It looks like the aftershocks dispersed by the 2008-09 financial crisis are still rippling their way through the economy these many years later. The latest hit is being felt by the U.S. postal service, which has suffered from diminished demand for mail services during the economic downturn of the past five years.
You might like to know the service is not going to go down without a fight. But you might not like to know just how they are doing it – dragging you into their battle. The critics are already calling it counter-productive.
Postage Price Hikes
The Postal Regulatory Commission recently approved a rate hike of three cents on first class postage, which is set to rise from 46 to 49 cents effective January 26th, along with a one cent increase on postcard stamps to 34 cents announced last month. This will be the second increase in 12 months, after postage was raised by a cent last January.
Falling demand for postal services during the economic slowdown of the past five years has cost the postal service billions in lost revenues, some $5 billion just in the latest fiscal year alone. Already fighting a losing battle against email for some two decades now, postal authorities see the rate increase as life support for an ailing service.
As with most any other price increase, this one is supposed to be temporary, just for a couple of years or so until the economy picks up again and the demand for mail service along with it. The increase “will last just long enough to recover the loss,” Commission Chairman Ruth Y. Goldway promised in a press release.
But just as you’re coming close to understanding the reason given for the rate increase – namely the economic slowdown – your mind then gets taken back by the news of additional rate increases of 6% for bulk mail, periodicals and packages, which will impact the struggling business sector.
I’ll give you a second for your eyes to stop bouncing around in their sockets.
A Shot in the Foot
Normally when a company loses business, it slashes prices to draw customers back. This would be even more imperative when your biggest competitor is giving away its services for free – namely email.
“This is a counterproductive decision,” Mary G. Berner, president of the Association of Magazine Media, criticized to the Associated Press. “It will drive more customers away from using the Postal Service.”
And if that isn’t bad enough, the postal service is increasing the rates it charges the very segment of the economy that it acknowledges has been hurt the most by the economic downturn – businesses.
“[This] will have ripple effects through our economy — hurting consumers, forcing layoffs and impacting businesses,” Berner extrapolated.

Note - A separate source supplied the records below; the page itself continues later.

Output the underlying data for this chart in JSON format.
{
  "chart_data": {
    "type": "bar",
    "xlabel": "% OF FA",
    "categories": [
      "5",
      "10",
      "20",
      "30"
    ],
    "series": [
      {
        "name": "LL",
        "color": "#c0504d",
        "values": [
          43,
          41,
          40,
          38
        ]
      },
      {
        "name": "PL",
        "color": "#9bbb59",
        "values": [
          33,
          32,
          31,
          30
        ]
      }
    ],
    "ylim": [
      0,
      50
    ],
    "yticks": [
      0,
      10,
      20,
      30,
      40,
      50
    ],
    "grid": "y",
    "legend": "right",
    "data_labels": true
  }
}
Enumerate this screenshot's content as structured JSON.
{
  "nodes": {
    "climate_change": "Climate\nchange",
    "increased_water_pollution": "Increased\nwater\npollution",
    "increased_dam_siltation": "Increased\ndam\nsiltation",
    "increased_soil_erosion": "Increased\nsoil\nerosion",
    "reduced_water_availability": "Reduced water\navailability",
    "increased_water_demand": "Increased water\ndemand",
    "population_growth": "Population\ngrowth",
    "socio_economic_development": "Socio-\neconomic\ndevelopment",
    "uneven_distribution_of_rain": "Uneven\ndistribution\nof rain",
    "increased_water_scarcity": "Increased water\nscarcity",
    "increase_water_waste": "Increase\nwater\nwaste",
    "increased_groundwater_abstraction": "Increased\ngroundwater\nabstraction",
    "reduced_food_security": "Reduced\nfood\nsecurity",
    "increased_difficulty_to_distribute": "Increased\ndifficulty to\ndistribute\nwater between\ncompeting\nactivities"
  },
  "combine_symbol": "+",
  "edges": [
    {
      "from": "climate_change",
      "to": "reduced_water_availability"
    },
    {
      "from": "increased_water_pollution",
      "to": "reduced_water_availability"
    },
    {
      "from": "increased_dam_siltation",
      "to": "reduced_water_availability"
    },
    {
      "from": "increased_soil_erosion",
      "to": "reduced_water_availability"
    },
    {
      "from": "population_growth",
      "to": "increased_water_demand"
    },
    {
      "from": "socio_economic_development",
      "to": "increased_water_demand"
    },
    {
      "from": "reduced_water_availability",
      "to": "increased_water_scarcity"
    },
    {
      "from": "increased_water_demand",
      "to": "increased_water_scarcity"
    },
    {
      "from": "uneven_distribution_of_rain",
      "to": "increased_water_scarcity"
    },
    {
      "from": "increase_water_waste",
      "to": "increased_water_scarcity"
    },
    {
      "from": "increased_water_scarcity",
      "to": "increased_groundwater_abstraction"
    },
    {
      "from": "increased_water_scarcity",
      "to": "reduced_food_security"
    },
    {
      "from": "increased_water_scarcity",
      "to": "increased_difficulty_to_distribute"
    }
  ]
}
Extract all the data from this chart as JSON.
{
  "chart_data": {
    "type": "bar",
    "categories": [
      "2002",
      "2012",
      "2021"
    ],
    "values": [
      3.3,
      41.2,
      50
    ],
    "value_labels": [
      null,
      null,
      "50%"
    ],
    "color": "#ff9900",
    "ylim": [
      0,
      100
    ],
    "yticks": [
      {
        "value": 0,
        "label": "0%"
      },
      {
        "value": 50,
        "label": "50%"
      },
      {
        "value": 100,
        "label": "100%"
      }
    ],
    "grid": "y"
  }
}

Businesses and groups who use commercial bulk mail services extensively – which include charities, bookstores and greeting card services – have wasted no time criticizing the exceptionally high 6% increase they’ll be facing, which is almost four times the 1.7% rate of inflation. Berner’s association is already contemplating challenging the increases in the U.S. Court of Appeals.
Evolution Before Our Eyes
Stepping back a bit to take the whole picture in, we get a better sense of what is really taking place here. What we are witnessing is the evolutionary process of our communications. The snail is going the way of the dinosaur, and it’s the economics of the business that is dragging it there.
In fiscal year 2012 the postal service lost some $15.9 billion. Indeed, it did manage to trim its expenses, drastically cutting its operating losses to just $5 billion in FY 2013. But you might not like to know how they did it. Among other cutbacks, they defaulted on pension and benefit payments to retired and existing workers – three times.
Since the postal service is not funded by the government, it cannot ask for taxpayer money, but must be self-sustaining. Further cost-saving measures being considered include scrapping Saturday mail delivery and reducing retiree health benefits. But since the service is overseen by Congress, it cannot affect these changes of its own accord, and is thus appealing to legislators.
But perhaps the postal service might consider appealing to the general public as well, an appeal to help save the most endearing and personalized form of communication known to man – the handwritten letter.
In an age of impersonal computer-rendered typed print, the warmth of emotion accompanying hand-drawn script is slowly slipping through our fingers, about to be forever lost like the passing of an ancient ritual that once bonded families and friends together even when separated by vast distances.
While photos and video can bridge those distances in their own light-hearted way, nothing reaches deep inside you like the efforts taken by a loved one as they personally express their appreciation for you – delivered by hand to your very door by your local postal service employees.
Surely the preservation of such a touching tradition is worth an extra three cents, wouldn’t you think?